Introduction
Le 28 mai 2025, la Communauté économique des États de l’Afrique de l’Ouest (CEDEAO) célèbre son cinquantième anniversaire. Mais cette commémoration, qui aurait dû être un moment de fierté et d’unité, est assombrie par le retrait effectif du Mali, du Burkina Faso et du Niger, désormais regroupés au sein de l’Alliance des États du Sahel (AES). L’événement met en lumière les défis actuels de l’intégration régionale, la montée des tensions sécuritaires et politiques, et la nécessité de repenser le projet CEDEAO à l’aune des réalités contemporaines.
Retour sur 50 ans d’intégration régionale
Créée en 1975, la CEDEAO avait pour ambition de promouvoir la coopération économique, la libre circulation des personnes et des biens, et la paix entre ses États membres.

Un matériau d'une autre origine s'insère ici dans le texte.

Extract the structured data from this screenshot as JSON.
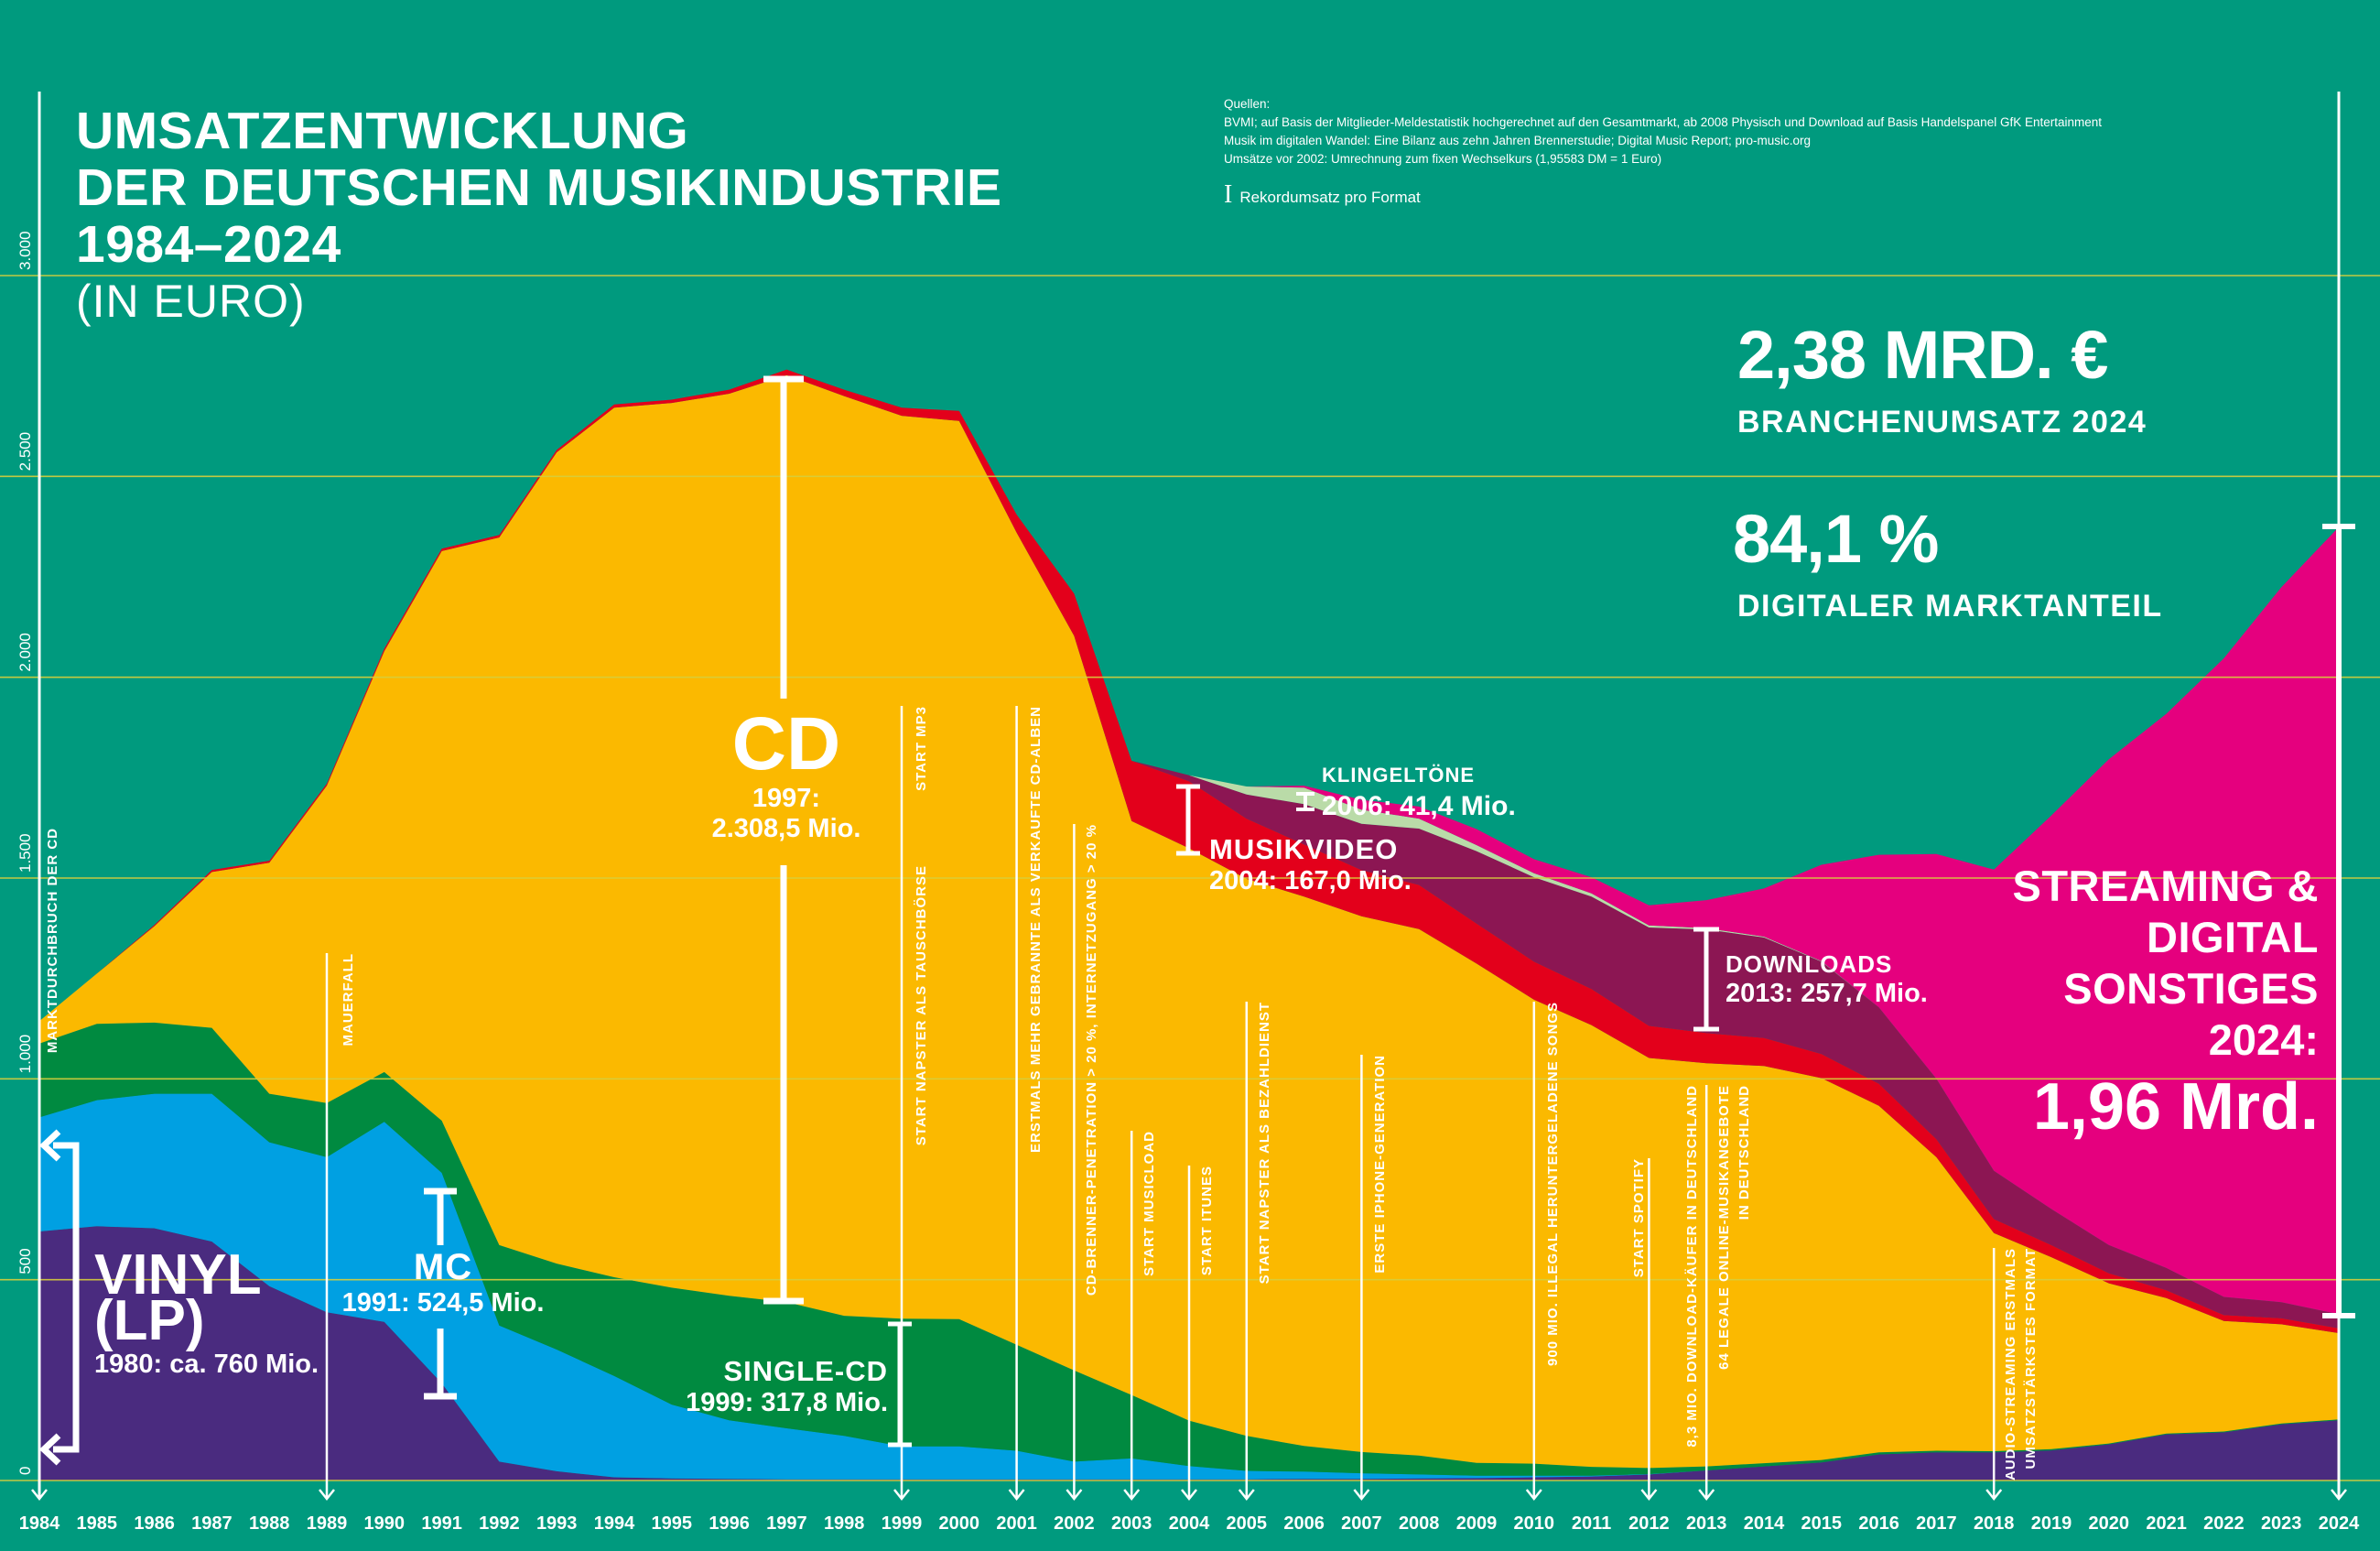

Au fil des décennies, l’organisation s’est dotée d’institutions solides : Parlement, Cour de justice, force d’intervention régionale (ECOMOG), et a joué un rôle clé dans la résolution de crises (Libéria, Sierra Leone, Côte d’Ivoire).
La CEDEAO a aussi favorisé la création d’un marché commun, l’harmonisation des politiques économiques et monétaires, et la mise en place de projets d’infrastructures transfrontalières.
Les causes du retrait du Mali, du Burkina Faso et du Niger
En janvier 2024, les trois pays sahéliens ont annoncé leur retrait de la CEDEAO, dénonçant des sanctions jugées « injustes » et une ingérence dans leurs affaires internes après les coups d’État militaires. Ils reprochent à l’organisation son manque de soutien face à la menace jihadiste et sa préférence pour la stabilité institutionnelle au détriment de la sécurité.
Leur départ, effectif depuis mai 2025, marque une rupture majeure et affaiblit l’unité régionale. L’AES, nouvelle alliance militaire et politique, affirme vouloir « reprendre en main » la lutte antiterroriste et promouvoir une intégration alternative centrée sur la souveraineté nationale.
Les conséquences pour la CEDEAO
- Perte de poids géopolitique : Le retrait de trois membres clés réduit la capacité d’action de la CEDEAO sur le plan sécuritaire et diplomatique.
- Défis économiques : Les échanges commerciaux, les corridors de transport et les projets d’intégration sont fragilisés par la fermeture des frontières et la suspension de certains accords.
- Risques de fragmentation : L’apparition de blocs concurrents menace la cohésion régionale et complique la gestion des crises transfrontalières.
Les réactions des autres États membres
La plupart des pays membres, dont le Nigeria, la Côte d’Ivoire et le Ghana, ont appelé au dialogue et à la réconciliation. Certains craignent un effet domino, d’autres insistent sur la nécessité de réformer la CEDEAO pour mieux répondre aux attentes des populations.
Le président nigérian Bola Tinubu, président en exercice de la CEDEAO, a réaffirmé l’importance de l’unité et proposé la tenue d’un sommet extraordinaire pour relancer le dialogue avec l’AES.
Les enjeux pour l’avenir de l’intégration régionale
- Sécurité collective : La lutte contre le terrorisme et le crime organisé nécessite une coopération régionale renforcée. La division actuelle profite aux groupes armés.
- Libre circulation : La fermeture des frontières remet en cause l’un des acquis majeurs de la CEDEAO. Des millions de commerçants, de travailleurs et d’étudiants sont affectés.
- Souveraineté et démocratie : Le débat sur l’ingérence, la légitimité des transitions militaires et la défense des valeurs démocratiques reste vif.
Les perspectives de réforme
Face à la crise, plusieurs pistes sont évoquées :
- Révision des mécanismes de sanctions pour privilégier la médiation et l’accompagnement des transitions.
- Renforcement de la participation citoyenne dans les processus de décision régionaux.
- Création de nouveaux outils de financement et de solidarité pour soutenir les pays en crise.
La voix de la société civile
Des ONG, des syndicats et des mouvements citoyens appellent à une CEDEAO plus inclusive, transparente et proche des réalités locales. Ils plaident pour une intégration « par le bas », fondée sur l’éducation, la culture et l’entrepreneuriat.
Conclusion
Le 50e anniversaire de la CEDEAO est un moment de réflexion sur les succès et les limites de l’intégration ouest-africaine. Face aux défis sécuritaires, politiques et économiques, l’organisation doit se réinventer pour rester un acteur clé de la stabilité et du développement régional. Le dialogue, la réforme et l’implication des citoyens seront essentiels pour bâtir la CEDEAO du futur.